Pentose
Pentoses (from Greek pente five) are monosaccharides, the carbon backbone contains five carbon atoms. They all have the molecular formula C5H10O5 and differ by the nature of the carbonyl function. If it is a ketone group, one speaks of keptopentoses with an aldehyde group they are called aldopentoses.
- 2.1 All ketopentoses in Fischer projection
The aldopentoses
The aldopentoses have three chiral centers, there is therefore eight stereoisomers. These occur only D-ribose, D -xylose, D- arabinose and L-arabinose in nature. Lyxose occurs in nature not in free form. D / L-configuration applies in the aldopentoses always to the position of the OH group at the 4 carbon atom and has no relation to the rotation direction of the optical activity.

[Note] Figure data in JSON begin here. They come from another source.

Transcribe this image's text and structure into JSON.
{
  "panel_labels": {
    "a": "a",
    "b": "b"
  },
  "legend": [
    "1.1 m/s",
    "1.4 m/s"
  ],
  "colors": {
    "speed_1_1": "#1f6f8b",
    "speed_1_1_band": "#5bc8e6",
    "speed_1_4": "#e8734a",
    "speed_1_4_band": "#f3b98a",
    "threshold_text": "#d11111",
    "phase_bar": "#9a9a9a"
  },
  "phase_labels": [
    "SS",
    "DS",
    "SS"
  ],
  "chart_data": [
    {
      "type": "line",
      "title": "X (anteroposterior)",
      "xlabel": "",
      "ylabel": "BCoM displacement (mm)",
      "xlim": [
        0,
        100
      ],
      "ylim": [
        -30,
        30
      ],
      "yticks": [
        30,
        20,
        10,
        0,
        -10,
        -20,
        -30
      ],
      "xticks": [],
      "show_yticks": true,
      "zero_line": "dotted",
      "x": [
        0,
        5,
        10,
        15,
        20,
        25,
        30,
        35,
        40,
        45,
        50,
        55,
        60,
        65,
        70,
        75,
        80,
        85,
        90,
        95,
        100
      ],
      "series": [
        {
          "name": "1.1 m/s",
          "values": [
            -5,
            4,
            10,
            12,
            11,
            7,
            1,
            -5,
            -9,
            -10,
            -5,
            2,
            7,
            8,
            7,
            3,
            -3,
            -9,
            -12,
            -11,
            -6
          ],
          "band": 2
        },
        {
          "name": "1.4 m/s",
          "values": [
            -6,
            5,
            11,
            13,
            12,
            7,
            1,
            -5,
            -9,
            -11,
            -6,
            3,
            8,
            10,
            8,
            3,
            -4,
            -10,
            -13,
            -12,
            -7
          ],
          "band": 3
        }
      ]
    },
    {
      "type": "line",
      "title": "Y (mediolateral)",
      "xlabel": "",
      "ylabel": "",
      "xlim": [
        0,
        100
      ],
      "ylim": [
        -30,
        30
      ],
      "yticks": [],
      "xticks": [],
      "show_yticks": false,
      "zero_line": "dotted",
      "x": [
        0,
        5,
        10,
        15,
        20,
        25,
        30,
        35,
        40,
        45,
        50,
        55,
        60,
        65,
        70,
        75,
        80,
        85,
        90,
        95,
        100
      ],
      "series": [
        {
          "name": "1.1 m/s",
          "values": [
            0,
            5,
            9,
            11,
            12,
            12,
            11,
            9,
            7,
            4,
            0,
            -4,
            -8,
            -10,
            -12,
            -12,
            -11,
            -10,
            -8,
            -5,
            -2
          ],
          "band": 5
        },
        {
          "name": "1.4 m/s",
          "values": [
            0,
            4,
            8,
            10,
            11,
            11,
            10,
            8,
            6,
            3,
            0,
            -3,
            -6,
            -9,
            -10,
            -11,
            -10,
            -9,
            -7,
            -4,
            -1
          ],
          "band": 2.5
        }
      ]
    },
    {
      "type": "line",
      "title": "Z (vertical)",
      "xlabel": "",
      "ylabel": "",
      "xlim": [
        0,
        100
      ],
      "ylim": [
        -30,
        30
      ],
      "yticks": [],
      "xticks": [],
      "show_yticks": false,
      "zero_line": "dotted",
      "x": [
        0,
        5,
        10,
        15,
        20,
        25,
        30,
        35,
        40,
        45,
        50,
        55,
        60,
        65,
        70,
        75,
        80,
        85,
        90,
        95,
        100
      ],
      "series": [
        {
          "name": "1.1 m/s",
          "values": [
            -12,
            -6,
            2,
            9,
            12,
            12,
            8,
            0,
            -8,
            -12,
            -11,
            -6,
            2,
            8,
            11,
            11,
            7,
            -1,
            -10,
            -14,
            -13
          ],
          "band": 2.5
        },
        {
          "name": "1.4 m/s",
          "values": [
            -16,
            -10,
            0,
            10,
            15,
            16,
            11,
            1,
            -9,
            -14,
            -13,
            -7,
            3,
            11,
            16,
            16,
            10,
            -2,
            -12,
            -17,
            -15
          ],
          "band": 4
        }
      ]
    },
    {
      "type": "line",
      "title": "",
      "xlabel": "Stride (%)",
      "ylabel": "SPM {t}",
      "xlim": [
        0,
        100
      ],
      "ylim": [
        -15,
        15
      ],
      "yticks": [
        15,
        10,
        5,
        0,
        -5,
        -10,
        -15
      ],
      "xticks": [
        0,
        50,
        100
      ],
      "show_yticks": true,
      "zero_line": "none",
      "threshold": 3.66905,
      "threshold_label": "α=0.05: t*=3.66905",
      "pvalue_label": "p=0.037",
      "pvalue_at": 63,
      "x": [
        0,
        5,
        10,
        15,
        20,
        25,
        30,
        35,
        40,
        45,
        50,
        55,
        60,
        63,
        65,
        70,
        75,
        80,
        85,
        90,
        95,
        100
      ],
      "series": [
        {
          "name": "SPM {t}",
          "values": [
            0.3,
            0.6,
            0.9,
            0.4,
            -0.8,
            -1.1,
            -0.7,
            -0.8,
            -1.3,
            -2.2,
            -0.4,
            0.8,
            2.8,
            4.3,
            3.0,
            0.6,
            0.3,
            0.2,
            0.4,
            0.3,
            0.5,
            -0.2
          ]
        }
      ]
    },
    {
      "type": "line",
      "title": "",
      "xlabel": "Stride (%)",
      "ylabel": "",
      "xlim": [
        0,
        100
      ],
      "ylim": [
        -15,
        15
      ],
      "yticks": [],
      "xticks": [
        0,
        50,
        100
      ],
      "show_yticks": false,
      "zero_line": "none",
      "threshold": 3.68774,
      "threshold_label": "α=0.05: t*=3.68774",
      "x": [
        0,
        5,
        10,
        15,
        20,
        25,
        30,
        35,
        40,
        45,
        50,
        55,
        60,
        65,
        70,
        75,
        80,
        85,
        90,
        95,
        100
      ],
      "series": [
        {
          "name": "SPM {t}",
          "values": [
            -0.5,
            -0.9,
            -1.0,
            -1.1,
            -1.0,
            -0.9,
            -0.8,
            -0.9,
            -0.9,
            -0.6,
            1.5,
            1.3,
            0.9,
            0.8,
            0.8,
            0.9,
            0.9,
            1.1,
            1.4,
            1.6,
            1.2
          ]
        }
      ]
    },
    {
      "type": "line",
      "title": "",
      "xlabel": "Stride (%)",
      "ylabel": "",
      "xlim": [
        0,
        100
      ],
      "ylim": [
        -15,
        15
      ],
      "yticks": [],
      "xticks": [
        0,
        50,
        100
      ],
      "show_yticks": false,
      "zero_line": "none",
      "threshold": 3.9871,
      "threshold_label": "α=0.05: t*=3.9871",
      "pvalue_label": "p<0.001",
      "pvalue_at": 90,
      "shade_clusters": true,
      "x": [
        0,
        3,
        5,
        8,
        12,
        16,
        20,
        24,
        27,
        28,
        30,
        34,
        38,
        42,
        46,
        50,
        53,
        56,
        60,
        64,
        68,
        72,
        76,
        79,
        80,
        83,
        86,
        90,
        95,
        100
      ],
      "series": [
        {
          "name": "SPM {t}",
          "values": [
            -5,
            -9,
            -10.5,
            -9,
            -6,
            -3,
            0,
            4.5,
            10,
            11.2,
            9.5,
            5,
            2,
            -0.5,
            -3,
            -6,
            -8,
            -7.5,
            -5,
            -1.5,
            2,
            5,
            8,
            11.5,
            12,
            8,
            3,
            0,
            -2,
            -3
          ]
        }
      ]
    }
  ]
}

All aldopentoses in Fischer projection
Arabinose
Xylose
Lyxose
Through an intramolecular hemiacetal formation, these open-chain molecules are in equilibrium with their pyranose or furanose forms. This leads to the oxygen bridge between the 1st and the 5th carbon atom ( pyranose ) and the first and fourth carbon atom ( furanose ), and the oxygen atom of the hydroxyl group is Aldhydgruppe.
The ketopentoses
The ketopentoses possess two chiral centers, there are therefore four stereoisomers. The D / L- configuration refers - as above - to the position of the OH group on the fourth carbon atom and has no relation to the direction of the optical activity. In nature, only the two D- isomers occur.
All ketopentoses in Fischer projection
Xylulose
Pentoses and their biological significance
The D- ribose and its reduced form, the D -deoxyribose are essential components of RNA and DNA.
D -ribulose is used as a CO2 acceptor in photosynthesis.
The metabolism of pentoses and their formation by decarboxylation of hexoses is summarized in the pentose phosphate cycle. Key reaction is the direct oxidation of glucose-6 -phosphate by the enzyme glucose-6 -phosphate dehydrogenase, whose gene is located in humans on the X chromosome. Defects can cause to certain drugs, a number of disease states (eg, in the formation of blood ) and overreactions.